Durante audiência pública realizada em Florianópolis, Leo Prates afirmou que a nova jornada poderá começar a valer ainda este ano, mas reconheceu que o prazo de transição dependerá das negociações políticas e da pressão popular em torno da proposta.

De um lado, centrais sindicais e integrantes do Movimento Vida Além do Trabalho (VAT) defendem a implementação imediata da jornada de 40 horas semanais. Representantes do movimento afirmam que os trabalhadores aguardam mudanças há décadas e criticam a possibilidade de uma transição longa.
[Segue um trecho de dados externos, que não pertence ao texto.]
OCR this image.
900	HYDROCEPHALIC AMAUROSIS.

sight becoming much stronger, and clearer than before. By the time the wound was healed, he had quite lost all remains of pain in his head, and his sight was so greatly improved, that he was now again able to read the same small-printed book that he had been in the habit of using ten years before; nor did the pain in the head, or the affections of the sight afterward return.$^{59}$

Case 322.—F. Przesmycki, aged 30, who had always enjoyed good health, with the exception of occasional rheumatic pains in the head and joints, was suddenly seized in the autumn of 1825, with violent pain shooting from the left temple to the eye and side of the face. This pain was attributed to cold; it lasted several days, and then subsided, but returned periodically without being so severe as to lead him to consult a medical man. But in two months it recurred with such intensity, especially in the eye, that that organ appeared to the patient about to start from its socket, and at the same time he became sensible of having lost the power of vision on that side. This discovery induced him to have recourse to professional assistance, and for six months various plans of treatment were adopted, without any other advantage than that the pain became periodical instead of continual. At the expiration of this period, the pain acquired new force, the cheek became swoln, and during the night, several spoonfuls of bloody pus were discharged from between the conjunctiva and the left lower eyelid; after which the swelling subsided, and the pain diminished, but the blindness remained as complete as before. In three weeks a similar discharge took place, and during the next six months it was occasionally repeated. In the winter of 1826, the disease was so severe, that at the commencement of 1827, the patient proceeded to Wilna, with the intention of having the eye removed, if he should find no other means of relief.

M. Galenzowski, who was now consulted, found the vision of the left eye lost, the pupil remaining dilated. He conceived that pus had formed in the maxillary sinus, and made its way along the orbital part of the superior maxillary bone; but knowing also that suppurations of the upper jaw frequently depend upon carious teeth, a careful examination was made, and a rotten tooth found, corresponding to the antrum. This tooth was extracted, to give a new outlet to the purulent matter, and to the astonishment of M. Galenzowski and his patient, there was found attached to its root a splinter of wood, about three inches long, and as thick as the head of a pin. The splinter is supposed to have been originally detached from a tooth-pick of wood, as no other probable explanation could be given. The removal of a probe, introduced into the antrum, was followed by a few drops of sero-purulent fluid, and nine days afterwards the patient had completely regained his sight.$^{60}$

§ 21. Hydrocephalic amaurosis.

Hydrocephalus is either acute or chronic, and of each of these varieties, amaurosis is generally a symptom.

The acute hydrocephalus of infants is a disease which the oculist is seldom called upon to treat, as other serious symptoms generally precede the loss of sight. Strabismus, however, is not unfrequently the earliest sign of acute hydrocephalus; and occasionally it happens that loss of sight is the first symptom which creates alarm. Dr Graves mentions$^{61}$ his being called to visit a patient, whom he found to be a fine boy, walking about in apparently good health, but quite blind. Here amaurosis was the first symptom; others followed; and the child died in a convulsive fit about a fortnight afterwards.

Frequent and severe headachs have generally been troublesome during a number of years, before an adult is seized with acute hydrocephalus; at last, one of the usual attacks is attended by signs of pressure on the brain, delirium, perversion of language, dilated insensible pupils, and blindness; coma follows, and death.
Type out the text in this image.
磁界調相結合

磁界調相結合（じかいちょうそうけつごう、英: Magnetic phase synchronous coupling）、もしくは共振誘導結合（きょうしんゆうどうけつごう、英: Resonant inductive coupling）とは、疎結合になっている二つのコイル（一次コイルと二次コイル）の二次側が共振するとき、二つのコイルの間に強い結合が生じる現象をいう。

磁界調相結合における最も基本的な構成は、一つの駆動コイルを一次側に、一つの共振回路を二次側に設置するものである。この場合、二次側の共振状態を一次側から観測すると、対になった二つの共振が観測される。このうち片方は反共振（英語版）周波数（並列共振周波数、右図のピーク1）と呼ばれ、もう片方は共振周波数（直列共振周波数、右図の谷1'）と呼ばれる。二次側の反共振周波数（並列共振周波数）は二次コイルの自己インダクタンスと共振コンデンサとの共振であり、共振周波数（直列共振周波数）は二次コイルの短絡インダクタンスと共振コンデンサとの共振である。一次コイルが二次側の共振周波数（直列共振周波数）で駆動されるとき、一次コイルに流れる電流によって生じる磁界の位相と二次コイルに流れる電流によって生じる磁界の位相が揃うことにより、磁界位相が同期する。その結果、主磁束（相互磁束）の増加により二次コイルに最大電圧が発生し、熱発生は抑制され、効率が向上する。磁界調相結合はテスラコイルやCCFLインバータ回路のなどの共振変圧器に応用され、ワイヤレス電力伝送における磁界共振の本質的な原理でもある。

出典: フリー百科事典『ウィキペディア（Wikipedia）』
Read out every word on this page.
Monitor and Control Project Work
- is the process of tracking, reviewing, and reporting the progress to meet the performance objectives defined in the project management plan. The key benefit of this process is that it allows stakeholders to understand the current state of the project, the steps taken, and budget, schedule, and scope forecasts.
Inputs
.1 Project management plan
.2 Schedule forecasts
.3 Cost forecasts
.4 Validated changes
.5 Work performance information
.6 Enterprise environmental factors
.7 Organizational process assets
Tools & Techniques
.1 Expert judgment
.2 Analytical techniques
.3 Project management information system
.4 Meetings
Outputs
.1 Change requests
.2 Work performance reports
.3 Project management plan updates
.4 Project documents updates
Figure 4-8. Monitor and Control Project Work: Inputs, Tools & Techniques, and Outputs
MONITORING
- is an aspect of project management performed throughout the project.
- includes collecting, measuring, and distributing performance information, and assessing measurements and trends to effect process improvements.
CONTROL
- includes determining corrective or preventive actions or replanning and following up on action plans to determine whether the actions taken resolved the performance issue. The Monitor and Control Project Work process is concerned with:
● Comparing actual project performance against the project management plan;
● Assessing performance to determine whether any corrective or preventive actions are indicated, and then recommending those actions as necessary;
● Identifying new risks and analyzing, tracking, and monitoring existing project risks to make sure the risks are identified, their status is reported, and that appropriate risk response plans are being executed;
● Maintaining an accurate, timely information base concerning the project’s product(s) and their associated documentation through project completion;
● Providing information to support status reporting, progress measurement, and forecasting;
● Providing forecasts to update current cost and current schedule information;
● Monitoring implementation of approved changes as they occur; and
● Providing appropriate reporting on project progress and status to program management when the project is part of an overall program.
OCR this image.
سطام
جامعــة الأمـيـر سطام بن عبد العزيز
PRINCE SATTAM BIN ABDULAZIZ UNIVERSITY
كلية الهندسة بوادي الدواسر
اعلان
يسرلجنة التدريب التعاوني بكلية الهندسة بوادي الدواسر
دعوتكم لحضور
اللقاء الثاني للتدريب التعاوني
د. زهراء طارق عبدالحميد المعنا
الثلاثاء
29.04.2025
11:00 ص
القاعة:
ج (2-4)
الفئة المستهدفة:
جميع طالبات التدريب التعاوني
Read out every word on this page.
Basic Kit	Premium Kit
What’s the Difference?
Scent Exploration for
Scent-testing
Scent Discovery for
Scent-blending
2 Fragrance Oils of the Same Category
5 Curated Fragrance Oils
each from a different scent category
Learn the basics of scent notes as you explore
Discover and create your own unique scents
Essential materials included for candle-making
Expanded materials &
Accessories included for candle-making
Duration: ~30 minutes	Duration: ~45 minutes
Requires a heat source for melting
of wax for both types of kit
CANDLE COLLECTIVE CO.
Por outro lado, parlamentares ligados ao empresariado e representantes da indústria defendem uma adaptação gradual. Algumas propostas apresentadas sugerem que a redução da jornada aconteça ao longo de até dez anos.

Nos bastidores, o relator negocia um período intermediário, que pode variar entre dois e cinco anos. O tema também vem sendo discutido pelo presidente Luiz Inácio Lula da Silva com o presidente da Câmara, Hugo Motta, e o ministro do Trabalho, Luiz Marinho.

Se aprovada pela Câmara, a proposta ainda precisará passar pelo Senado antes de entrar em vigor.